Au Togo, la liberté de la presse passe par l’intimidation des vendeurs de journaux
Au Togo, la liberté de la presse ne se mesure plus seulement à travers les rapports d’ONG ou les déclarations officielles. Elle se joue désormais dans les rues de Lomé, où chaque exemplaire distribué peut devenir un prétexte à l’arbitraire. Avec la multiplication des interpellations de vendeurs à la criée, le régime de Faure Gnassingbé franchit une ligne rouge : celle d’une répression systématique, visant directement le lien entre l’information et ses lecteurs.
Les méthodes traditionnelles, comme les convocations abusives ou les retraits de cartes de presse, ont longtemps servi à museler les rédactions. Pourtant, malgré ces pressions, l’envie d’informer et d’être informé n’a cessé de croître parmi une population de plus en plus exigeante. Aujourd’hui, les autorités ont choisi une nouvelle cible : les vendeurs indépendants, véritables rouages de la chaîne de diffusion.
Une stratégie de répression économique déguisée en contrôle
En s’attaquant aux distributeurs, le pouvoir togolais ne cherche pas seulement à sanctionner un contenu critique. Il veut surtout créer un climat de peur suffisant pour que ces travailleurs, souvent précaires, refusent de proposer des titres jugés oppositionnels ou d’investigation. Résultat : un blocus commercial invisible, capable d’asphyxier des titres déjà fragilisés par des années de censure et d’autocensure.
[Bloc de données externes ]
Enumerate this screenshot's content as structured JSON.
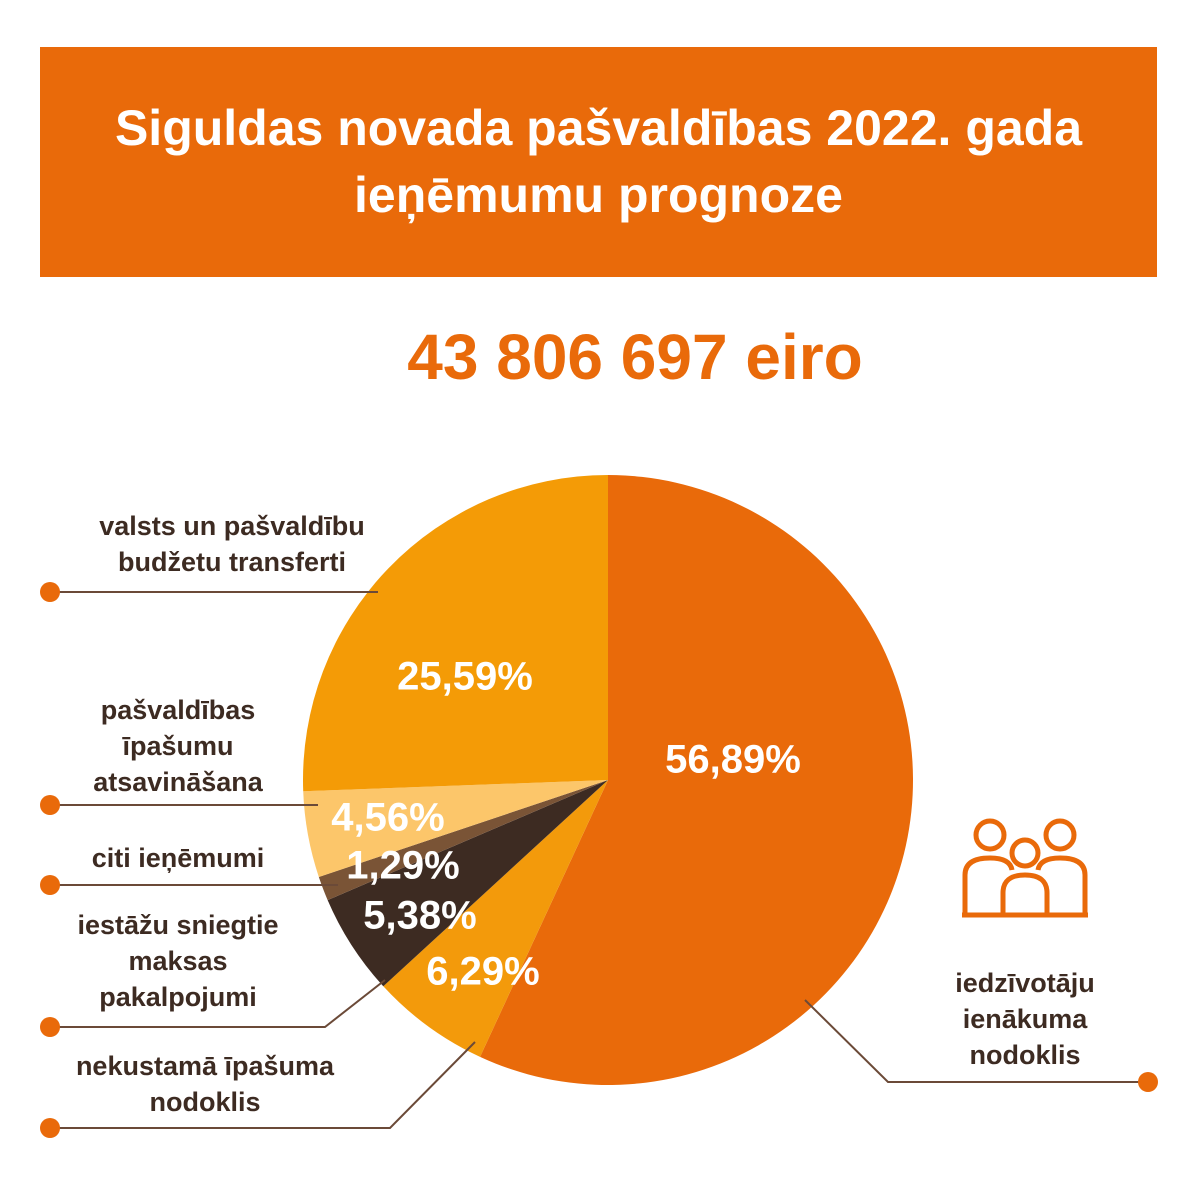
{
  "chart_data": {
    "type": "pie",
    "title": "Siguldas novada pašvaldības 2022. gada ieņēmumu prognoze",
    "subtitle": "43 806 697 eiro",
    "categories": [
      "iedzīvotāju ienākuma nodoklis",
      "nekustamā īpašuma nodoklis",
      "iestāžu sniegtie maksas pakalpojumi",
      "citi ieņēmumi",
      "pašvaldības īpašumu atsavināšana",
      "valsts un pašvaldību budžetu transferti"
    ],
    "values": [
      56.89,
      6.29,
      5.38,
      1.29,
      4.56,
      25.59
    ],
    "value_labels": [
      "56,89%",
      "6,29%",
      "5,38%",
      "1,29%",
      "4,56%",
      "25,59%"
    ],
    "colors": [
      "#e96a0a",
      "#f39a0b",
      "#3d2b22",
      "#7a5436",
      "#fcc66a",
      "#f49b06"
    ]
  }
}
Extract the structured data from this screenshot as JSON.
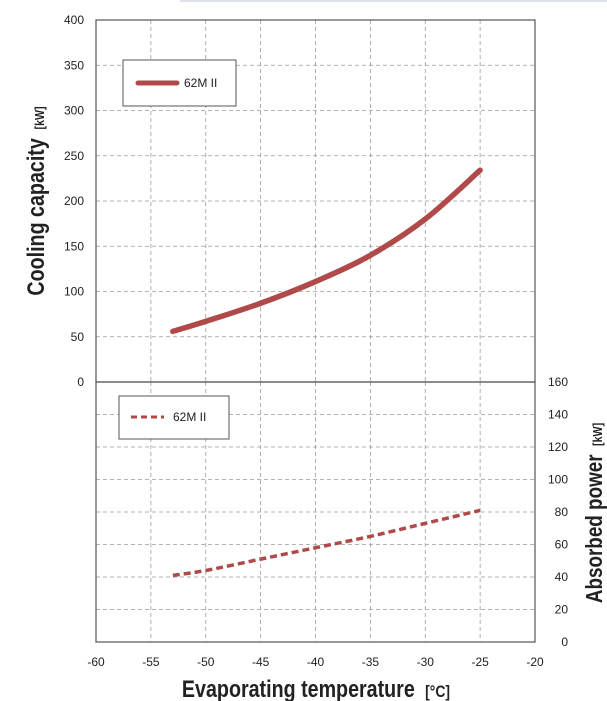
{
  "chart_data": [
    {
      "type": "line",
      "panel": "top",
      "ylabel": "Cooling capacity",
      "ylabel_unit": "[kW]",
      "xlim": [
        -60,
        -20
      ],
      "ylim": [
        0,
        400
      ],
      "yticks": [
        0,
        50,
        100,
        150,
        200,
        250,
        300,
        350,
        400
      ],
      "grid": true,
      "legend_position": "top-left",
      "series": [
        {
          "name": "62M II",
          "style": "solid",
          "color": "#b04a4a",
          "points": [
            {
              "x": -53,
              "y": 56
            },
            {
              "x": -50,
              "y": 67
            },
            {
              "x": -45,
              "y": 87
            },
            {
              "x": -40,
              "y": 111
            },
            {
              "x": -35,
              "y": 140
            },
            {
              "x": -30,
              "y": 180
            },
            {
              "x": -25,
              "y": 234
            }
          ]
        }
      ]
    },
    {
      "type": "line",
      "panel": "bottom",
      "ylabel": "Absorbed power",
      "ylabel_unit": "[kW]",
      "xlabel": "Evaporating temperature",
      "xlabel_unit": "[°C]",
      "xlim": [
        -60,
        -20
      ],
      "xticks": [
        -60,
        -55,
        -50,
        -45,
        -40,
        -35,
        -30,
        -25,
        -20
      ],
      "ylim": [
        0,
        160
      ],
      "yticks": [
        0,
        20,
        40,
        60,
        80,
        100,
        120,
        140,
        160
      ],
      "grid": true,
      "legend_position": "top-left",
      "series": [
        {
          "name": "62M II",
          "style": "dashed",
          "color": "#b04a4a",
          "points": [
            {
              "x": -53,
              "y": 41
            },
            {
              "x": -50,
              "y": 44
            },
            {
              "x": -45,
              "y": 51
            },
            {
              "x": -40,
              "y": 58
            },
            {
              "x": -35,
              "y": 65
            },
            {
              "x": -30,
              "y": 73
            },
            {
              "x": -25,
              "y": 81
            }
          ]
        }
      ]
    }
  ]
}
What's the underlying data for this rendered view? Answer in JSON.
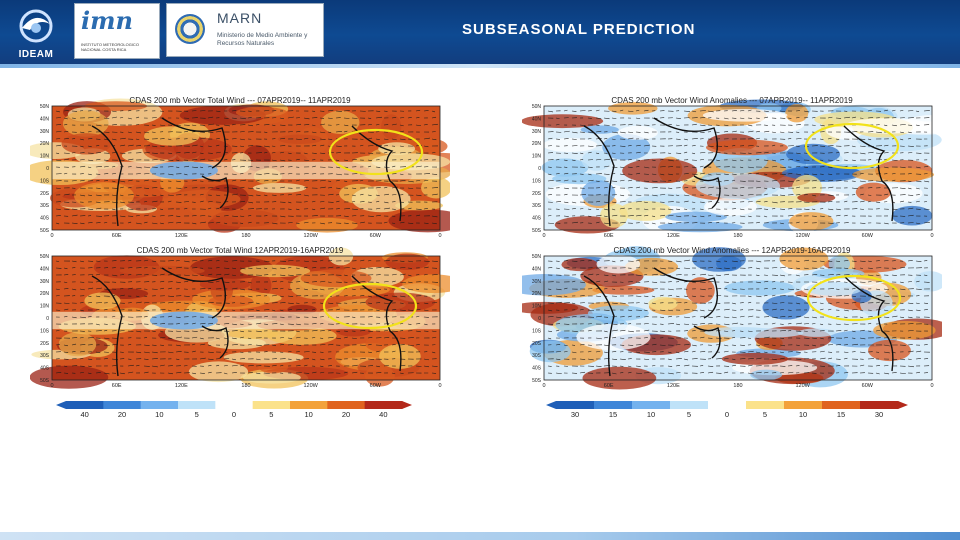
{
  "header": {
    "ideam_label": "IDEAM",
    "imn_label": "imn",
    "imn_subtitle": "INSTITUTO METEOROLOGICO NACIONAL COSTA RICA",
    "marn_label": "MARN",
    "marn_subtitle": "Ministerio de Medio Ambiente y Recursos Naturales",
    "title": "SUBSEASONAL PREDICTION"
  },
  "panels": [
    {
      "id": "tl",
      "title": "CDAS 200 mb Vector Total Wind --- 07APR2019-- 11APR2019",
      "lat_labels": [
        "50N",
        "40N",
        "30N",
        "20N",
        "10N",
        "0",
        "10S",
        "20S",
        "30S",
        "40S",
        "50S"
      ],
      "lon_labels": [
        "0",
        "60E",
        "120E",
        "180",
        "120W",
        "60W",
        "0"
      ]
    },
    {
      "id": "tr",
      "title": "CDAS 200 mb Vector Wind Anomalies --- 07APR2019-- 11APR2019",
      "lat_labels": [
        "50N",
        "40N",
        "30N",
        "20N",
        "10N",
        "0",
        "10S",
        "20S",
        "30S",
        "40S",
        "50S"
      ],
      "lon_labels": [
        "0",
        "60E",
        "120E",
        "180",
        "120W",
        "60W",
        "0"
      ]
    },
    {
      "id": "bl",
      "title": "CDAS 200 mb Vector Total Wind 12APR2019-16APR2019",
      "lat_labels": [
        "50N",
        "40N",
        "30N",
        "20N",
        "10N",
        "0",
        "10S",
        "20S",
        "30S",
        "40S",
        "50S"
      ],
      "lon_labels": [
        "0",
        "60E",
        "120E",
        "180",
        "120W",
        "60W",
        "0"
      ]
    },
    {
      "id": "br",
      "title": "CDAS 200 mb Vector Wind Anomalies --- 12APR2019-16APR2019",
      "lat_labels": [
        "50N",
        "40N",
        "30N",
        "20N",
        "10N",
        "0",
        "10S",
        "20S",
        "30S",
        "40S",
        "50S"
      ],
      "lon_labels": [
        "0",
        "60E",
        "120E",
        "180",
        "120W",
        "60W",
        "0"
      ]
    }
  ],
  "colorbars": [
    {
      "id": "left",
      "labels": [
        "40",
        "20",
        "10",
        "5",
        "0",
        "5",
        "10",
        "20",
        "40"
      ]
    },
    {
      "id": "right",
      "labels": [
        "30",
        "15",
        "10",
        "5",
        "0",
        "5",
        "10",
        "15",
        "30"
      ]
    }
  ],
  "colors": {
    "header": "#0e4a92",
    "highlight": "#f2e21a",
    "ocean_red": "#c8401c"
  }
}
Cette tactique repose sur une logique implacable : si les revendeurs craignent pour leur sécurité ou leur gagne-pain, ils éviteront tout simplement d’exposer des journaux qui dérangent. Ainsi, l’information indépendante se voit progressivement effacée des kiosques, sans même avoir besoin de l’interdire officiellement.
La HARC, une institution détournée de sa mission
La Haute Autorité de Régulation de la Communication (HARC) devait incarner la garantie d’un paysage médiatique équilibré. Pourtant, depuis plusieurs années, elle est accusée par les professionnels des médias et les syndicats de presse de servir d’outil de censure déguisé. Sous prétexte de protéger le public contre la désinformation ou de garantir la « salubrité » du secteur, ses décisions frappent disproportionnellement les médias qui osent interroger les choix politiques ou économiques du gouvernement.
Pendant ce temps, les titres alignés sur le discours officiel bénéficient d’une clémence remarquable. Cette inégalité de traitement a transformé la HARC en symbole d’une justice à deux vitesses, où la critique est systématiquement réprimée tandis que la complaisance est récompensée. Le débat public, lui, se vide de son sens, laissant place à une version édulcorée et contrôlée de la réalité togolaise.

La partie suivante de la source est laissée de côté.